Correio da Cidadania: O que fica do Partido Republicano? O partido se encontra em um dilema histórico?
Cristina Pecequilo: O Partido Republicano se encontra rachado em três linhas: os que claramente têm a coragem de se opor a Trump, e desejam recuperar um partido de perfil conservador, mas moderado, sem radicalismos ou comportamentos violentos; uma linha em cima do muro que não deseja contrariar Trump com medo de perder votos, mas não o apoia, tenta usar o seu prestígio para propósitos próprios; e, por fim, uma linha pró-Trump, que prega a mesma agenda.
Assim, trata-se de uma encruzilhada que pode mudar o perfil do partido em direção ao radicalismo e maior polarização. De fato, um dilema histórico.

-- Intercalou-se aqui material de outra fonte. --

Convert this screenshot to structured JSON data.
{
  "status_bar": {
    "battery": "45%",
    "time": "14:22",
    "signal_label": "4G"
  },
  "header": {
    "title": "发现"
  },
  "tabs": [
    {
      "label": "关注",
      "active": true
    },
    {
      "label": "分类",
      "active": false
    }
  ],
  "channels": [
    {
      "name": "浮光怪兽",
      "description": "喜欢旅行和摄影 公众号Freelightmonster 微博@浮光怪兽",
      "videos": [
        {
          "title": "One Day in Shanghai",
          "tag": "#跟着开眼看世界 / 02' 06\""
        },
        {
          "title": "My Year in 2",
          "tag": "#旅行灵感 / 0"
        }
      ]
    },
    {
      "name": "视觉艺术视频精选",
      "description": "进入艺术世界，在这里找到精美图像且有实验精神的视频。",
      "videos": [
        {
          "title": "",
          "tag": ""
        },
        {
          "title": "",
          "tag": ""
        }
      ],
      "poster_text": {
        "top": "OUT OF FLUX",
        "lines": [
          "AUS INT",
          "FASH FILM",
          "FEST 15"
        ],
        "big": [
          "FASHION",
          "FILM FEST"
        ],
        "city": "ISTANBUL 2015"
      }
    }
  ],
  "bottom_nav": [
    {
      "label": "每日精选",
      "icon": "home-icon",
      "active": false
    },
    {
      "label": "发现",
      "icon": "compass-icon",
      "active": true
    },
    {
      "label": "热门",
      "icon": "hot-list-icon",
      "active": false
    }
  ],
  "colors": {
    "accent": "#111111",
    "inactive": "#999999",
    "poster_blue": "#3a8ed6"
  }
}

Correio da Cidadania: Como avalia em linhas gerais os quatro anos de mandato de Donald Trump e sua relação com as grandes questões que tocam a vida cotidiana da população norte-americana?
Cristina Pecequilo: Sem a pandemia o governo Trump tinha diante de si um cenário favorável, a economia estava caminhando bem e havia uma impressão de prosperidade, que atingia a classe média, decisiva para o cenário eleitoral do país. Assim, problemas estruturais, sociais principalmente, acabavam ficando em segundo plano, tais como racismo, desrespeito aos direitos humanos, ausência de políticas públicas e atenção ao meio ambiente. Na política externa também não havia grandes problemas.
Porém, a pandemia deixou claras as fragmentações e polarizações sociais, aprofundou a desigualdade econômica e aumentou os níveis de desemprego. Mais ainda, deixou clara a inabilidade de Trump em governar cenários de crise. Por isso, o custo eleitoral. Mas esse custo eleitoral não foi tão grande quanto se esperava, basta observar a quantidade de votos populares recebida por Trump. O país estava dividido e assim continua.
Correio da Cidadania: É possível esperar que a presidência de Joe Biden e a maioria democrata nas duas casas produzam mudanças – ou coloquem novos horizontes - de peso na sociedade estadunidense em relação a suas principais contradições sociais? Quais seriam seus principais desafios?
Cristina Pecequilo: Dificilmente podemos esperar grandes mudanças. No Senado, mudanças mais significativas demandam mais de 60 dos 100 votos. Cada partido possui 50 cadeiras (na verdade, os democratas têm 48 e há 2 independentes que votam com os democratas). Assim, é uma maioria, mas dependendo da questão não é possível mudar legislações sem depender dos republicanos.
Na Câmara a maioria existe, mas diminuiu, e o próprio Partido Democrata se encontra rachado entre moderados e radicais. O desafio é votar em frente única. Os desafios maiores são a falta de moderação dos dois lados, e entre os partidos, as questões sociais e econômicas.
Correio da Cidadania: A sociedade norte-americana vive transições e mudanças de paradigmas mais velozes do que aquilo que se vê refletido na política oficial?
Cristina Pecequilo: A política oficial, para refletir a sociedade atual nos EUA, precisa refletir suas mudanças em torno de classe, raça e gênero, uma sociedade multicultural, diversa, e com desigualdades. Enquanto isso não ocorrer o país continuará vivendo uma “Guerra de Secessão”.
Correio da Cidadania: Como enxerga os EUA globalmente na década que se inicia?
Cristina Pecequilo: Uma nação com supremacia militar clara, mas com claros problemas internos que precisam ser abordados em termos sociais, econômicos e políticos. Sem isso, a própria projeção de poder internacional fica prejudicada.
Gabriel Brito é jornalista e editor do Correio da Cidadania.